Um sich gegen beide Insekten zu schützen, hilft nur, sich gut einzupacken. Hilfreich wäre noch ein wirksames Mückenschutzmittel. Ein solches mögen auch Zecken nicht.



Schon beim Aufstieg erhält man einen guten Ausblick auf den Hauptkamm der Alpagokette und auf den Eingang des Val Tasseit. Dieses bietet eine Aufstiegsmöglichkeit zum Hauptkamm.



Der Wanderweg endet auf der östlichen Vorkuppe 1179 m des Monte Arghena 1259 m.
Zu sehen ist von dort ein felsiger und steiler Vorgipfel und erst hinter diesem der bewaldete Gipfel des Monte Arghena.
Eine weglose Umgehung des Vorgipfels linker Hand scheint wegen der steilen Flanke nicht ratsam. Ob es rechter Hand besser ist, lässt aufgrund des dichten Busch- und Baumbestandes von der Vorkuppe aus schlecht beurteilen.
Somit schien es, dass es von ihr keinen gut machbaren Weg auf den Hauptgipfel gibt.



Zurück ging es vorbei an der Villa Emma. Links von ihr sieht man den Wanderweg, der durch das Val Tasseit zur Biwakschachtel Pastour und weiter auf den Hauptkamm der Alpago-Kette führt, über welchen der DHW 7 ( siehe auch http://berg-welten.de/DHW6-7/DHW6-7-09.html ) verläuft.
Die Villa Emma ist ein Forschungs- und Naturbeobachtungszentrum für interessierte Gruppen. Das Val Prescudin ist ein Naturpark, der durch die Azienda Regionale dei Parchi e delle Foreste verwaltet wird.

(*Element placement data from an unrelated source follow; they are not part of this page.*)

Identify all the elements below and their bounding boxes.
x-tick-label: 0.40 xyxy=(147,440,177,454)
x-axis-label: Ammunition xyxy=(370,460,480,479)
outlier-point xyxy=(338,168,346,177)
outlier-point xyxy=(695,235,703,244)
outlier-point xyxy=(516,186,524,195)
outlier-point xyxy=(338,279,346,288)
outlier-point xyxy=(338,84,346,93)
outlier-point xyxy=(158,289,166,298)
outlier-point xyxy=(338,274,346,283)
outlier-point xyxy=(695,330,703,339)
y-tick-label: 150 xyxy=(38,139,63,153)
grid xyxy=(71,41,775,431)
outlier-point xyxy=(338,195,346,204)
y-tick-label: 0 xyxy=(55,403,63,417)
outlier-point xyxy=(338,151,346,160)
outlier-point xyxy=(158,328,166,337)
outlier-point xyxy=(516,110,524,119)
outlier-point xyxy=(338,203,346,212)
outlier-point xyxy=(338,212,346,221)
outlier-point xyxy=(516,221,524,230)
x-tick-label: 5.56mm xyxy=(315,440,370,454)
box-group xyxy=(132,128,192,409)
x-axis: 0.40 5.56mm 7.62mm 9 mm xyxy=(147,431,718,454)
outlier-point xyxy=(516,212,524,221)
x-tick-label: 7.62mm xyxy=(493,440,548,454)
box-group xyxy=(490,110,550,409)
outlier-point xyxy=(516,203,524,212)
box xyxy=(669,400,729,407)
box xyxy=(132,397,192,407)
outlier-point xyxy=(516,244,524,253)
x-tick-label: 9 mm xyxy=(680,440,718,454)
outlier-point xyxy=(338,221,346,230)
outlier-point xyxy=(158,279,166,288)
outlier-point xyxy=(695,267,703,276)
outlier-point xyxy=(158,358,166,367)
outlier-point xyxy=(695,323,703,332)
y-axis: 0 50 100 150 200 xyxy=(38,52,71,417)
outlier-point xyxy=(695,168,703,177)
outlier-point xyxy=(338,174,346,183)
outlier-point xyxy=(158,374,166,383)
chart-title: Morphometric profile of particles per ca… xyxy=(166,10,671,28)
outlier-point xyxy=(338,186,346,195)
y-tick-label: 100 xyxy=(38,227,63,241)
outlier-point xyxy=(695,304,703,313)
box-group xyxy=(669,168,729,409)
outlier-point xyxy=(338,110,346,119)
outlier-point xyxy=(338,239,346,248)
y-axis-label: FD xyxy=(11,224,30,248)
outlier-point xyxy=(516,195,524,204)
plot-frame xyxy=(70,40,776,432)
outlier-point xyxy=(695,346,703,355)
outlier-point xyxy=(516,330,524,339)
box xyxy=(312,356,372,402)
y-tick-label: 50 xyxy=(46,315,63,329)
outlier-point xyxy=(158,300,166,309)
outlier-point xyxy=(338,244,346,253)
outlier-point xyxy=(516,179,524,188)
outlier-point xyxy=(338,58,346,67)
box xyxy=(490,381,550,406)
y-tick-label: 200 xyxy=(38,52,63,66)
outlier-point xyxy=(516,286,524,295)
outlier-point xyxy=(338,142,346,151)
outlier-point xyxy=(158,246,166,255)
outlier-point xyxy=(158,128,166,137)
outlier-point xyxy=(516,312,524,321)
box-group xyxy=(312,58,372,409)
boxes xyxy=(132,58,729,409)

Bei einsetzender Dämmerung fand die Rückkehr zum Ausgangspunkt, dem Wanderparkplatz beim Flecken Arcola im Val Cellina statt. Dafür ging über den 978er, einem geteerten Fahrweg, der auch bei geringem Licht problemlos ist.

Das Foto blickt zurück ins Val Prescudin.



Schon im Bereich der Villa Emma wird man durch mehrere Schilder darauf aufmerksam gemacht, dass man sich in der Wildnis bzw. an deren Rand befindet.
Angesichts der geteerten Straße, ihren Leitplanken, den Strommasten und den Steinschlagschutzzäunen wirken diese Schilder wie der Hinweis auf einen zahnlosen Tiger.

In der Nacht ging es dann zurück nach Hause. Fazit der drei Tage: Eine schöne Herbsttour, manchmal mit ein paar Unwegsamkeiten, aber sie fand halt im "Area Wilderness" statt.